Speaker
Description
Over the last few decades, major developments in cryogenic detectors have enabled detection thresholds in the energy range of a few tens of eV and resolutions in the energy range of a few eV, opening up unprecedented prospects in the search for rare events, such as the direct detection of dark matter and coherent elastic neutrino scattering on nuclei. The signal expected from these experiments takes the form of very low-energy nuclear recoil (from hundred eV to a few keV). Several calibration techniques are used to characterize cryo-detectors, but none offers a calibration that mimics the expected signal (a nuclear recoil) in the right energy range.
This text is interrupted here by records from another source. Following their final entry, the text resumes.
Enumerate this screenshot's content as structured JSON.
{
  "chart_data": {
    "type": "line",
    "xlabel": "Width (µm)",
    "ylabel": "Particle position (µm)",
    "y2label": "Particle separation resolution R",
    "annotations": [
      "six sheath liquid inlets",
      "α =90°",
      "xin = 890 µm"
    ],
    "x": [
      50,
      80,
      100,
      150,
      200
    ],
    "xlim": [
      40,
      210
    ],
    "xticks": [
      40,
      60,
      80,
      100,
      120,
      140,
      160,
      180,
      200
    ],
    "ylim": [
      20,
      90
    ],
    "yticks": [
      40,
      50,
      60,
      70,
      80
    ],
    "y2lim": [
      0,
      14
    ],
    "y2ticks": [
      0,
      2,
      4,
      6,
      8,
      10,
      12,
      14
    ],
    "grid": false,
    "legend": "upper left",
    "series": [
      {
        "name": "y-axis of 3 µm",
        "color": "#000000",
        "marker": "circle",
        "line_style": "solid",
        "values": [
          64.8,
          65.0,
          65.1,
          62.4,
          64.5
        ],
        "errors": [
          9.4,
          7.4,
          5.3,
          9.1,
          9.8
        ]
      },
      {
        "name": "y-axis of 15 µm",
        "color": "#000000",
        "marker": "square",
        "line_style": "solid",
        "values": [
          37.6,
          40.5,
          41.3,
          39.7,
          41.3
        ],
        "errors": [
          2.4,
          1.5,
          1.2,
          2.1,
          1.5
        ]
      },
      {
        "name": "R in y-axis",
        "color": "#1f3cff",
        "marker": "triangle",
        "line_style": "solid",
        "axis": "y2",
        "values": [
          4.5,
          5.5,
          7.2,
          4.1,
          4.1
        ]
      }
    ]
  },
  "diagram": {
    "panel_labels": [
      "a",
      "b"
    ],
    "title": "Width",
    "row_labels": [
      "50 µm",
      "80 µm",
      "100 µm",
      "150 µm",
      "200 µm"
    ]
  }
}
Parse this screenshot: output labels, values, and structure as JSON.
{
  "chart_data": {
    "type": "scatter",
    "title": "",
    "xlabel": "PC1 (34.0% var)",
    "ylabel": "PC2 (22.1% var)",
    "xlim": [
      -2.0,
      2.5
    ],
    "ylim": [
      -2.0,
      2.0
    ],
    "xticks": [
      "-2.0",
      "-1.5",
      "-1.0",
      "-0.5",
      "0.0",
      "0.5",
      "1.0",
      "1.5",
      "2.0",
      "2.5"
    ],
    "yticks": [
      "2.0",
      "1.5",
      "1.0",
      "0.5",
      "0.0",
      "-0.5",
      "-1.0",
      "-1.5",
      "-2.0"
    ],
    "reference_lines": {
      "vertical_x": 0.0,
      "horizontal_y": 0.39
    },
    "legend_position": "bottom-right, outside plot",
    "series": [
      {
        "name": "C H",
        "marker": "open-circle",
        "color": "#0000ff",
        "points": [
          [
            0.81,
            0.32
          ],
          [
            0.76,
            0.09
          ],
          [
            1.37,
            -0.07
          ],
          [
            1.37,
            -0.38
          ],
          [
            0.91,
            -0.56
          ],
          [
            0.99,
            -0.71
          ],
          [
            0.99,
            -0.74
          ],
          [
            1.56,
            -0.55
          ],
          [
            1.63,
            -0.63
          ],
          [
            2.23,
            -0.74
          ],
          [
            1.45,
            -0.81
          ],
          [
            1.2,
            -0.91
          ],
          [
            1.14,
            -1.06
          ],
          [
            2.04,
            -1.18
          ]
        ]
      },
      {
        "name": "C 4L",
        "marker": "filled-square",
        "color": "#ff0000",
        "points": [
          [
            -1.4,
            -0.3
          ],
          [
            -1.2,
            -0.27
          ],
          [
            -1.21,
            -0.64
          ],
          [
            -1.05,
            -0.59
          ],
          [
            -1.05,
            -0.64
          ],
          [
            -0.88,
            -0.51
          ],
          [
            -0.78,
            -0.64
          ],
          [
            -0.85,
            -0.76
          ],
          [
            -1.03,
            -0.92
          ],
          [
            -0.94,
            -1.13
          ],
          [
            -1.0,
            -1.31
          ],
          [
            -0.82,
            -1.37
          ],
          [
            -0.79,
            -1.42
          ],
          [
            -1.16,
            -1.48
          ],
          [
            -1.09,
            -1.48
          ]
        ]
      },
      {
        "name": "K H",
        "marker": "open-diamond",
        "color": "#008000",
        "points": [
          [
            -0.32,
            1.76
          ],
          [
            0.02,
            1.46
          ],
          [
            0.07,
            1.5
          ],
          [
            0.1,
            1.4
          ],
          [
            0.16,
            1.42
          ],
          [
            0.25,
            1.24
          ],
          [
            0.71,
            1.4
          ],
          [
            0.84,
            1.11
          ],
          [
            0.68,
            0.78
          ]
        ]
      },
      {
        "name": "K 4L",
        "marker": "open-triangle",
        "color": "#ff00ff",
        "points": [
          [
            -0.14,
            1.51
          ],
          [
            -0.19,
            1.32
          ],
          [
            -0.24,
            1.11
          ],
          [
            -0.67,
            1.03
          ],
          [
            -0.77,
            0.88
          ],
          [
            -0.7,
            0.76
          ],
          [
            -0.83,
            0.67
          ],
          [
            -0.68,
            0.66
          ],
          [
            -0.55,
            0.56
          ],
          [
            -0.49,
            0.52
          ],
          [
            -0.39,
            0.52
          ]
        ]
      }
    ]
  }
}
The idea behind CRAB, which stands for Calibrated Recoil for Accurate Bolometry, is to offer an absolute calibration by inducing thermal neutron captures on the detector nuclei. A compound nucleus is then formed, with a known excitation energy - the neutron separation energy Sn - of between 5 and 8 MeV, depending on the isotope. If it deexcites by emitting a single gamma photon, the nucleus recoils with an energy of the order of 100eV, which is also perfectly known. As the detector has a cm-scale size, gamma escape without depositing any energy, and the measured energy in the cryo-detector is then due to nuclear recoils, creating calibration features.
My arrival in the collaboration coincides with the start of phase 2 of CRAB, the high-precision phase (high statistics + low background). For this purpose, the cryostat containing the cryo-detector has been moved to Vienna in Austria to the TRIGA Mk II research reactor (250 kW) to operate a pure thermal neutron beam (25 meV). A crown of BaF2 gamma detectors was installed around the cryostat to detect the gamma in coincidence with the nuclear recoil, to significantly increasing the signal-to-noise ratio.
This poster will present the new setup of CRAB phase 2. We will discuss the first commissioning data leading to the first observation of gamma/nuclear recoil coincidences, the update of 187W nuclear decay scheme, and to an overall good understanding of the setup.